"It doesn't make much difference where. It is only that I am restless, and as I have never been restless before, I thought that perhaps if I should go away for a while, it would stop."

"Yes, you wish to see the world," said Winthrop, vaguely. His mind was not upon Garda now.

"I don't care for 'the world,'" the girl responded. "I only care for the people in it."

Then, in answer to a glance of his as his attention came back to her, "No, I am not going after Lucian," she said; "don't think that. I am almost sure that Lucian will go abroad now; he was always talking about it,—saying that he longed to spend a summer in Venice, and paint everything there. No—but I think I might go to Charleston—the Doctor could take me; he has a cousin there, Mrs. Lowndes; I could stay with her. Margaret will oppose it. But the Doctor is my guardian too, you know; and I hope you will take my part. Of course I should rather go with Margaret anywhere, if she could only go; but she cannot, you know Mrs. Rutherford would never let her. So she will feel called upon—Margaret—to oppose it."

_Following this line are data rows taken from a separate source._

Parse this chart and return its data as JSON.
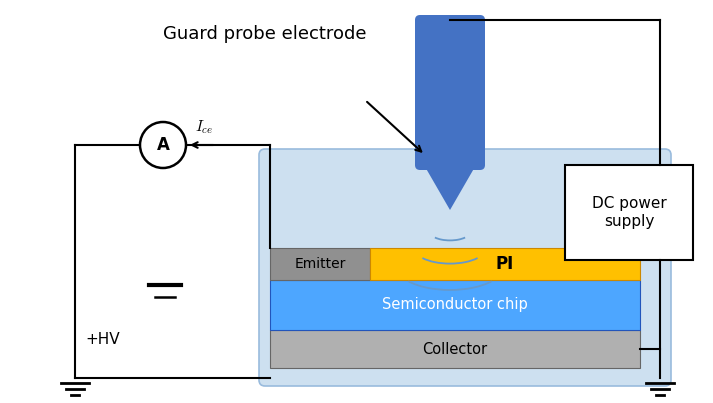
{
  "title": "Guard probe electrode",
  "bg_color": "#ffffff",
  "light_blue_bg": "#cde0f0",
  "probe_color": "#4472c4",
  "emitter_color": "#909090",
  "pi_color": "#ffc000",
  "chip_color": "#4da6ff",
  "collector_color": "#b0b0b0",
  "label_ice": "$I_{ce}$",
  "label_hv": "+HV",
  "label_emitter": "Emitter",
  "label_pi": "PI",
  "label_chip": "Semiconductor chip",
  "label_collector": "Collector",
  "label_dc": "DC power\nsupply",
  "label_A": "A",
  "wave_color": "#6699cc"
}
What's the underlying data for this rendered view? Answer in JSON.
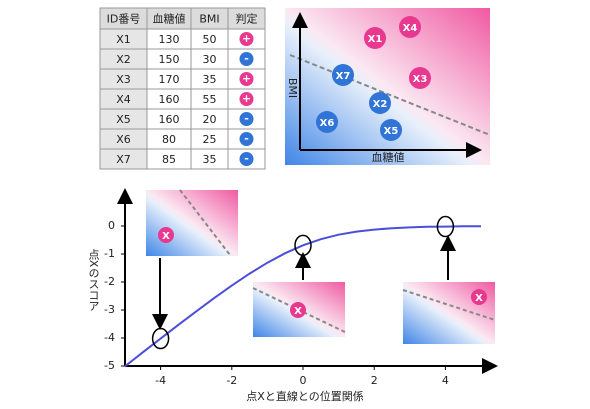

They had now come to the end of the aisle. "Promise me to take my part," said Garda. Then, perceiving that his attention had left her again, "See what I am reduced to!" she confided to the last orange-tree.

Winthrop brought himself back. "I don't see any reason why you shouldn't go to Charleston if the Doctor will take you," he said; "you must speak to him about it."

"Well, I won't keep you; I see you want to go.—All the same, you know, I liked you," she called after him as he went out in the sunshine.

He glanced back, smiling.

But Garda looked perfectly serious. She stood there framed in the light green shade; "I should like ever so much to go back to the time when I first cared for you!" she said, regretfully.

Winthrop found Mrs. Rutherford much excited. Betty, tearful and distressed, met him outside the door, and in whispered words confessed that she had inadvertently betrayed the fact of his engagement, to dear Katrina; "I can't imagine, though, why she should feel about it as she does—as though it was something terrible," concluded the friend, plucking up a little spirit at the end of her confession, and wiping her eyes.